Re: Date filter query

Erick Erickson
bq: How could I overlook it?

Easy, the same way I did for a year and more <G>....

Best
Erick

On Tue, Feb 21, 2012 at 6:50 PM, Em <[hidden email]> wrote:

> Erick,
>
> damn!
>
> The NOW of now isn't the same NOW a second later. So obvisiously. How
> could I overlook it?
>
> Kind regards,
> Em
>
> Am 22.02.2012 00:17, schrieb Erick Erickson:
>> Be a little careful here. Any "fq" that references NOW will probably
>> NOT be effectively cached. Think of the fq cache as a map, with
>> the key being the fq clause and the value being the set of
>> documents that match that value.
>>
>> So something like NOW gives
>> 2012-01-23T00:00:00Z
>> but issuing that a second later gives:
>> 2012-01-23T00:00:01Z
>>
>> so the keys don't match, they're considered
>> different fq clauses and the calculations are all
>> done all over again.
>>
>> Using the rounding for date math will help here,
>> something like NOW/DAY+1DAY to get midnight tonight
>> will give you something that's re-used, similarly for
>> NOW/DAY-30DAY etc.
>>
>> All that said, your query times are pretty long. I doubt
>> that your fq clause is really the culprit here. You need
>> to find out what the bottleneck is here, consider using
>> jconsole to see what your machine is occupying its
>> time with. Examine your cache statistics to see
>> if your getting good usage from your cache. You
>> haven't detailed what you're measuring. If this is just
>> a half-dozen queries after starting Solr, you may get
>> much better performance if you autowarm.
>>
>> You may have too little memory allocated.
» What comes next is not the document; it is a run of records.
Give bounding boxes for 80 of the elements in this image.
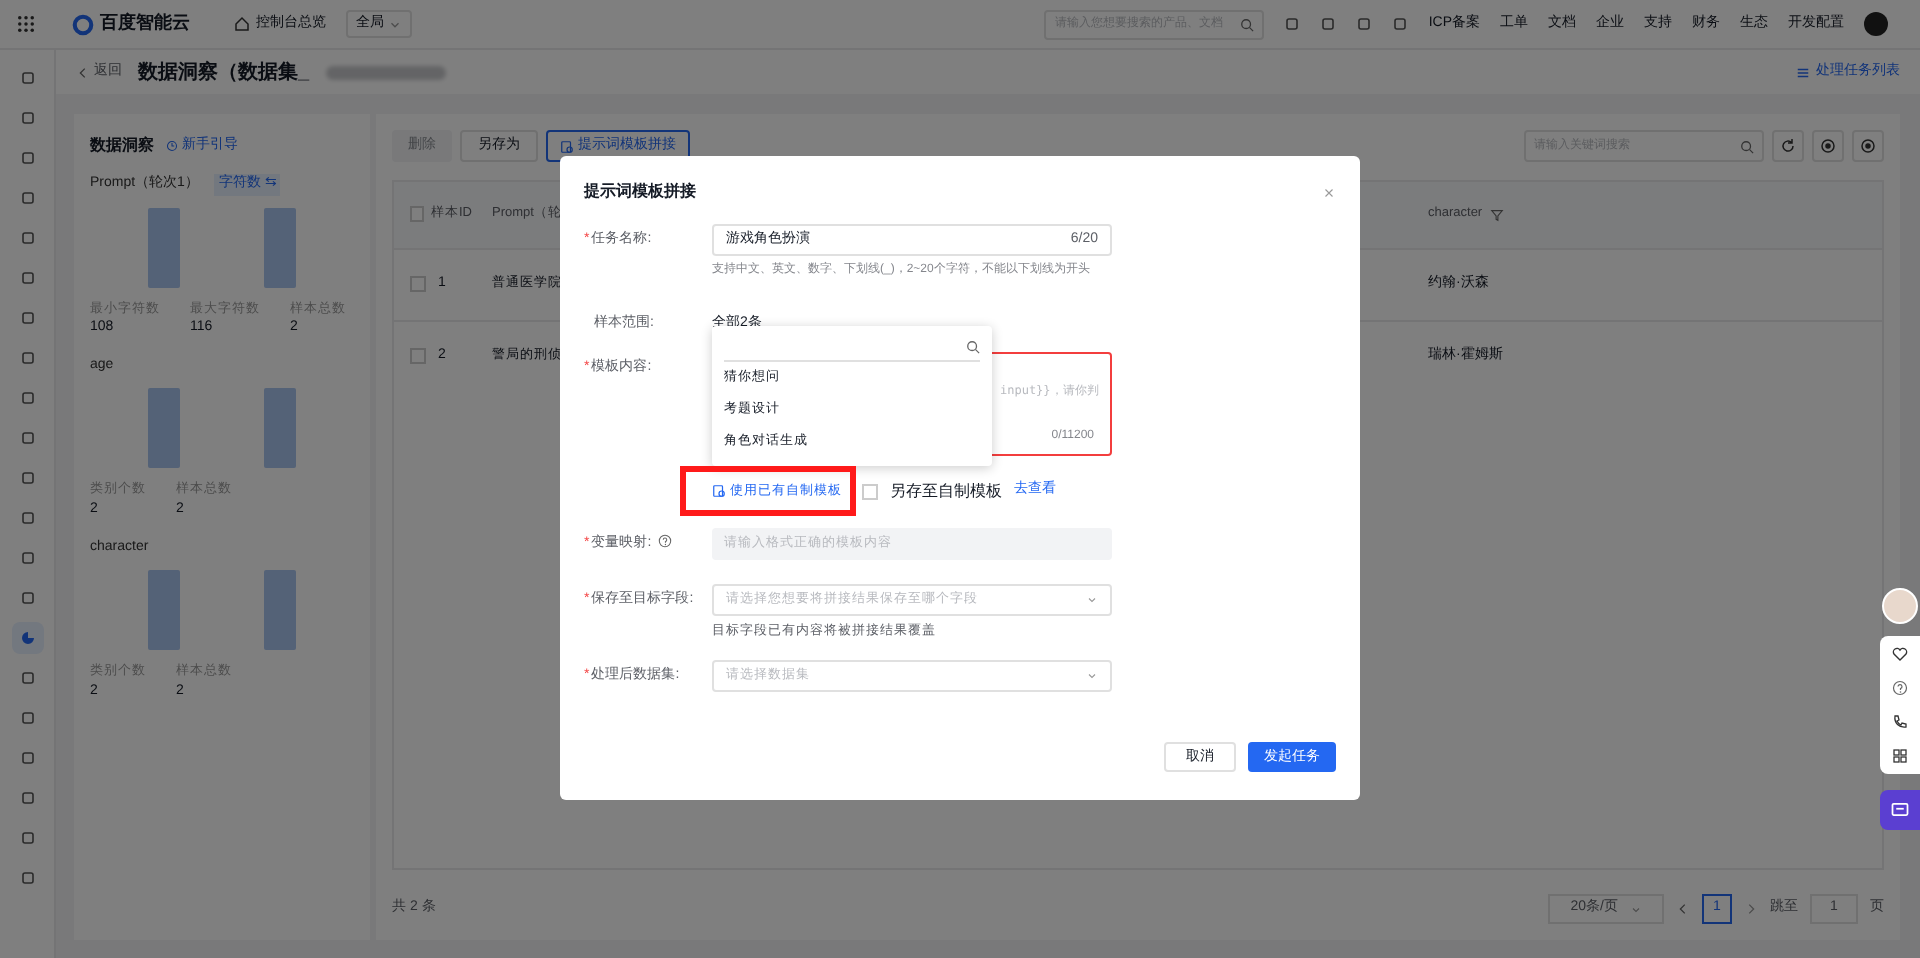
close-icon	[1322, 185, 1336, 199]
chart-bar	[148, 570, 180, 650]
redacted-mark	[325, 65, 446, 79]
toolbar-square-icon	[1392, 16, 1409, 32]
refresh-icon	[1780, 138, 1796, 155]
checkbox[interactable]	[410, 348, 426, 365]
filter-icon	[1490, 207, 1505, 222]
square-icon	[19, 150, 35, 166]
assistant-avatar-icon[interactable]	[1882, 588, 1918, 624]
square-icon	[19, 390, 35, 406]
apps-icon	[1892, 748, 1908, 764]
caret-icon	[1086, 593, 1098, 605]
list-icon	[1796, 65, 1810, 79]
square-icon	[19, 870, 35, 886]
logo-text: 百度智能云	[100, 10, 190, 37]
square-icon	[19, 710, 35, 726]
heart-icon	[1892, 646, 1908, 662]
floating-button[interactable]	[1892, 714, 1908, 730]
floating-button[interactable]	[1892, 748, 1908, 764]
page-title: 数据洞察（数据集_	[138, 59, 310, 87]
icon-button[interactable]	[1812, 130, 1844, 163]
search-icon	[966, 340, 980, 354]
dialog-title: 提示词模板拼接	[584, 180, 696, 204]
square-icon	[19, 110, 35, 126]
toolbar-square-icon	[1356, 16, 1373, 32]
toolbar-square-icon	[1320, 16, 1337, 32]
apps-menu-icon	[16, 14, 36, 34]
chart-bar	[264, 207, 296, 287]
chart-bar	[264, 570, 296, 650]
icon-button[interactable]	[1772, 130, 1804, 163]
cloud-logo-icon	[72, 13, 94, 35]
chart-bar	[264, 388, 296, 469]
chat-button[interactable]	[1880, 790, 1920, 830]
square-icon	[19, 310, 35, 326]
square-icon	[19, 830, 35, 846]
square-icon	[19, 750, 35, 766]
checkbox[interactable]	[410, 276, 426, 293]
panel-title: 数据洞察	[90, 134, 154, 158]
square-icon	[19, 350, 35, 366]
help-icon	[1892, 680, 1908, 696]
circle-dot-icon	[1820, 138, 1836, 155]
clock-icon	[166, 140, 178, 152]
toolbar-square-icon	[1284, 16, 1301, 32]
sidebar-item[interactable]	[11, 622, 43, 654]
square-icon	[19, 550, 35, 566]
square-icon	[19, 70, 35, 86]
checkbox-label: 另存至自制模板	[890, 479, 1002, 503]
next-page-icon	[1744, 902, 1758, 916]
square-icon	[19, 470, 35, 486]
prev-page-icon	[1676, 902, 1690, 916]
square-icon	[19, 510, 35, 526]
search-icon	[1240, 17, 1255, 31]
chart-bar	[148, 388, 180, 469]
help-icon	[657, 533, 672, 547]
pie-chart-icon	[19, 630, 35, 646]
square-icon	[19, 430, 35, 446]
phone-icon	[1892, 714, 1908, 730]
caret-icon	[388, 17, 402, 31]
search-icon	[1740, 139, 1754, 154]
square-icon	[19, 190, 35, 206]
square-icon	[19, 590, 35, 606]
square-icon	[19, 670, 35, 686]
icon-button[interactable]	[1852, 130, 1884, 163]
checkbox[interactable]	[862, 483, 878, 499]
home-icon	[234, 16, 250, 32]
square-icon	[19, 230, 35, 246]
close-button[interactable]	[1322, 185, 1336, 199]
caret-icon	[1086, 670, 1098, 683]
template-icon	[712, 484, 726, 498]
chart-bar	[148, 207, 180, 287]
floating-button[interactable]	[1892, 646, 1908, 662]
caret-icon	[1630, 903, 1642, 915]
floating-button[interactable]	[1892, 680, 1908, 696]
square-icon	[19, 270, 35, 286]
document-icon	[560, 139, 574, 154]
square-icon	[19, 790, 35, 806]
checkbox[interactable]	[410, 206, 423, 223]
avatar-icon[interactable]	[1864, 12, 1888, 36]
chat-icon	[1890, 800, 1910, 820]
circle-dot-icon	[1860, 138, 1876, 155]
You may be
>> swapping to disk a lot. You may.....
>>
>> What have you tried and what have the results been?
>>
>> In short, these times are very suspect and you haven't
>> really provided much info to go on.
>>
>> Best
>> Erick
>>
>> On Tue, Feb 21, 2012 at 5:25 PM, Em <[hidden email]> wrote:
>>> Hi,
>>>
>>>> But they [the cache configurations] are default for both tests, can it
>>> affect on
>>>> results?
>>> Yes, they affect both results. Try to increase the values for
>>> queryResultCache and documentCache from 512 to 1024 (provided that you
>>> got two distinct queries "bay" and "girl"). In general they should fit
>>> the amount of documents and results you are expecting to have in a way
>>> that chances are good to have a cache-hit.
>>>
>>>> Maybe it is that I use shards. I have 11 shards, summary ~310M docs.
>>> 11 shards on the same machine? Could lead to decreased performance due
>>> to disk-io.
>>>
>>> Did you tried my advice of adjusting the precisionSteps of your
>>> TrieDateFields and reindexed your documents afterwards?
>>>
>>> Kind regards,
>>> Em
>>>
>>>
>>> Am 21.02.2012 22:52, schrieb ku3ia:
>>>> Hi,
>>>>
>>>>>> First: I am really surprised that the difference between explicit
>>>>>> Date-Values and the more friendly date-keywords is that large.
>>>> Maybe it is that I use shards. I have 11 shards, summary ~310M docs.
>>>>
>>>>>> Did you made a server restart between both tests?
>>>> I tried to run these test one after another, I'd rebooted my tomcats, I'd
>>>> run second test first and vice versa.
>>>>
>>>>>> Second: Could you show us your solrconfig to make sure that your caches
>>>>>> are configured well?
>>>> I'm using solrconfig from solr/example directory. The difference is that I
>>>> only commented out unused components. Filter, document and query result
>>>> cache is default. But they are default for both tests, can it affect on
>>>> results?
>>>>
>>>>>> Furthermore: Take into consideration, whether you really need 500 rows
>>>>>> per request.
>>>> Yes, I need 500 rows.
>>>>
>>>> Thanks
>>>>
>>>> --
>>>> View this message in context: http://lucene.472066.n3.nabble.com/Date-filter-query-tp3764349p3764941.html
>>>> Sent from the Solr - User mailing list archive at Nabble.com.
>>>>
>>
Reply | Threaded
Open this post in threaded view
|

Re: Date filter query

ku3ia
Hi, all
Thanks for your responses.

I'd tried
[NOW/DAY-30DAY+TO+NOW/DAY-1DAY-1SECOND]
and seems it works fine for me.

Thanks a lot!